1) DIN Microscope objective back focal length in mm (for standard 160 mm DIN tube length):
f=160/M
Example: M = 10X is 16mm focal length nominal (must consult objective maker's specs for the exact value)
2) Beam diameter D for a collimated laser diode:
D = 2*f*sin(theta/2), where f is collimator lens focal length and theta is the divergence angle (get this from the laser diode specs)
Example: for f = 5 mm, 8 degree theta, D = 0.698 mm. For 24 degree theta, D = 1.908 mm.
So a laser diode with typical 8 X 24 degree divergence should give a 0.7 X 3 mm elliptical beam with this collimator. There may be some subtleties regarding beam waist position, lens aberrations etc. that I have not accounted for (or understood yet)
3) Focused spot diameter D2 for a collimated input beam diameter D, wavelength W, focusing lens focal length F:
D2 = (4*W)/Pi * F/D
Example: for F = 16mm (10x objective), W = 660 nm and a 0.7 X 3 mm beam, the spot size should be 19.275 x 7.047 um, which would easily fit through a 25 um diameter pinhole, but the filter would be less effective on the 7 um axis, letting more garbage through. Enough to be seriously objectionable? I don't know, but I doubt it ... Note that when the input beam diameter increases, the focused spot size gets smaller, which is why a beam expander is often used in front of spatial filters and lens-type fiber couplers.

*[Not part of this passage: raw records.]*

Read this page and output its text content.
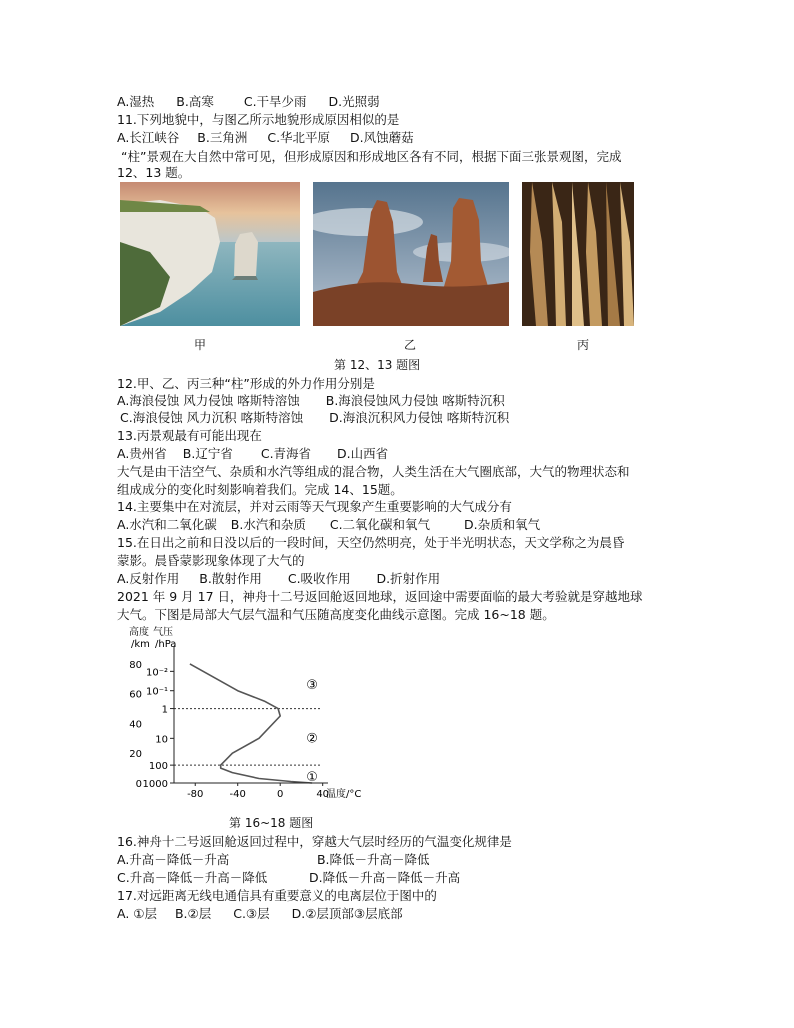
A.湿热 B.高寒 C.干旱少雨 D.光照弱
11.下列地貌中，与图乙所示地貌形成原因相似的是
A.长江峡谷 B.三角洲 C.华北平原 D.风蚀蘑菇
“柱”景观在大自然中常可见，但形成原因和形成地区各有不同，根据下面三张景观图，完成
12、13 题。
甲	乙	丙
第 12、13 题图
12.甲、乙、丙三种“柱”形成的外力作用分别是
A.海浪侵蚀 风力侵蚀 喀斯特溶蚀 B.海浪侵蚀风力侵蚀 喀斯特沉积
C.海浪侵蚀 风力沉积 喀斯特溶蚀 D.海浪沉积风力侵蚀 喀斯特沉积
13.丙景观最有可能出现在
A.贵州省 B.辽宁省 C.青海省 D.山西省
大气是由干洁空气、杂质和水汽等组成的混合物，人类生活在大气圈底部，大气的物理状态和
组成成分的变化时刻影响着我们。完成 14、15题。
14.主要集中在对流层，并对云雨等天气现象产生重要影响的大气成分有
A.水汽和二氧化碳 B.水汽和杂质 C.二氧化碳和氧气	D.杂质和氧气
15.在日出之前和日没以后的一段时间，天空仍然明亮，处于半光明状态，天文学称之为晨昏
蒙影。晨昏蒙影现象体现了大气的
A.反射作用 B.散射作用 C.吸收作用 D.折射作用
2021 年 9 月 17 日，神舟十二号返回舱返回地球，返回途中需要面临的最大考验就是穿越地球
大气。下图是局部大气层气温和气压随高度变化曲线示意图。完成 16~18 题。
高度 气压
/km /hPa
80
60
40
20
0
10⁻²
10⁻¹
1
10
100
1000
-80	-40	0	40
①
②
③
温度/°C
第 16~18 题图
16.神舟十二号返回舱返回过程中，穿越大气层时经历的气温变化规律是
A.升高－降低－升高	B.降低－升高－降低
C.升高－降低－升高－降低	D.降低－升高－降低－升高
17.对远距离无线电通信具有重要意义的电离层位于图中的
A. ①层 B.②层 C.③层 D.②层顶部③层底部
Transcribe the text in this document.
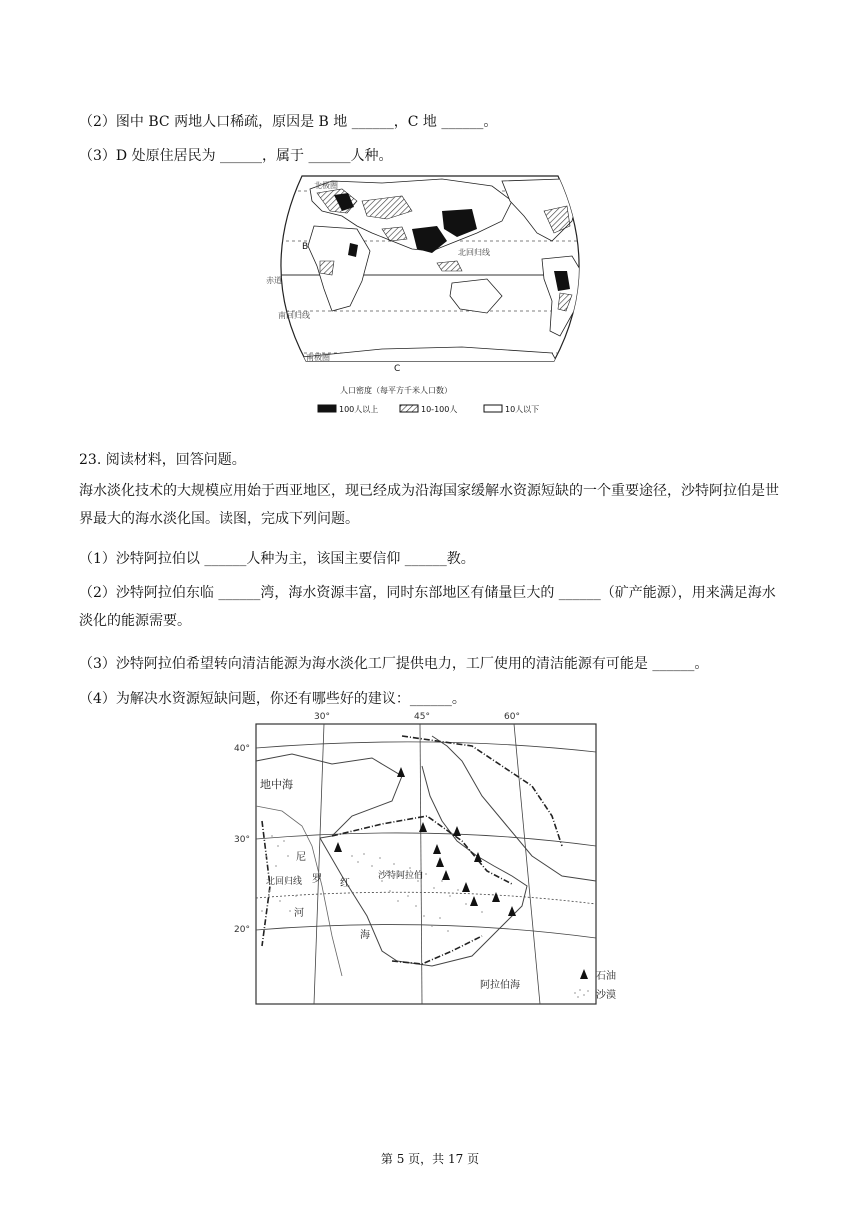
（2）图中 BC 两地人口稀疏，原因是 B 地 ______，C 地 ______。
（3）D 处原住居民为 ______，属于 ______人种。
北极圈
北回归线
赤道
南回归线
南极圈
B
C
人口密度（每平方千米人口数）
100人以上	10-100人	10人以下
23. 阅读材料，回答问题。
海水淡化技术的大规模应用始于西亚地区，现已经成为沿海国家缓解水资源短缺的一个重要途径，沙特阿拉伯是世界最大的海水淡化国。读图，完成下列问题。
（1）沙特阿拉伯以 ______人种为主，该国主要信仰 ______教。
（2）沙特阿拉伯东临 ______湾，海水资源丰富，同时东部地区有储量巨大的 ______（矿产能源），用来满足海水淡化的能源需要。
（3）沙特阿拉伯希望转向清洁能源为海水淡化工厂提供电力，工厂使用的清洁能源有可能是 ______。
（4）为解决水资源短缺问题，你还有哪些好的建议：______。
30°	45°	60°
40°
30°
20°
地中海
尼
罗
河
北回归线	红
海
沙特阿拉伯
阿拉伯海
石油
沙漠
第 5 页，共 17 页
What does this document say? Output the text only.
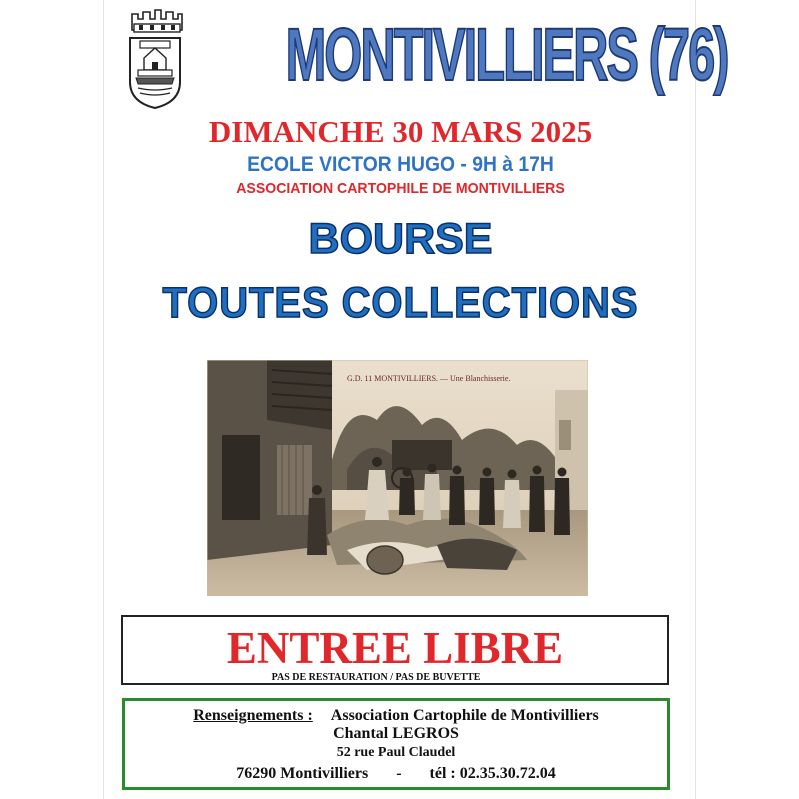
MONTIVILLIERS (76)
DIMANCHE 30 MARS 2025
ECOLE VICTOR HUGO - 9H à 17H
ASSOCIATION CARTOPHILE DE MONTIVILLIERS
BOURSE
TOUTES COLLECTIONS
G.D. 11 MONTIVILLIERS. — Une Blanchisserie.
ENTREE LIBRE
PAS DE RESTAURATION / PAS DE BUVETTE
Renseignements : Association Cartophile de Montivilliers
Chantal LEGROS
52 rue Paul Claudel
76290 Montivilliers - tél : 02.35.30.72.04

How do I calculate what lens or objective I should use if I want the diverged beam to cover a 14" f/4.9 collimation mirror? I need to put the spatial filter in the focal length of the mirror.
I found a pretty good spatial filtering app note here: http://www.oriel.com/down/pdf/09040.pdf
The "Freely diverging beam" section shows how to calculate the output cone angle, from which the beam diameter at a given distance can be calculated by simple trigonometry which is beyond me at the moment. (exercise left to the student). So, you could start with the collimator diameter and focal length which determines the require cone angle, then work backwards to find a feasible combination of objective, pinhole size, and input beam diameter that illuminates the collimator well. It would probably be easiest to put all the math in a spreadsheet or MathCad type program and fiddle with parameters until a solution was found.
Re spot size calculations, I'll have to compare their math with mine to see if the results come out the same and if not, why not.
Without complicated math, here is how I do it. First place your spatial filter at the focal length of the collimator. From your statement this is 14" * 4.9 = 68.6". This is where it has to be no matter what the calculations come out to be if you want the diverging beam to be collimated. So that is a constant. Then, simply put an objective (no pinhole) in the spatial filter and see what you have. Then go up or down. You will probably need a 20x to cover the entire mirror at that distance but check it out. Remember that the focus spot of the objective has to be 68.6 inches away from the collimator not the objective itself. With my spatial filter I put exactly where the pinhole plane is. The objective moves in and out. The pinhole remains fixed and will always be at the focus of the objective when tuned.
Let me ask you a question. Are you making a 12" or 13" hologram? If you are only making a 4" x 5" hologram you do not need to cover then entire collimator, just as much as you need which will probably only use a 10x or 5x. Otherwise you would waste a lot of energy. But no matter what objective you use, put it 68.6" away from your collimator.
My mirror is 14" diameter and focal length of 75". I have never needed a 40x. Just 5x, 10x, and 20x for different size plates.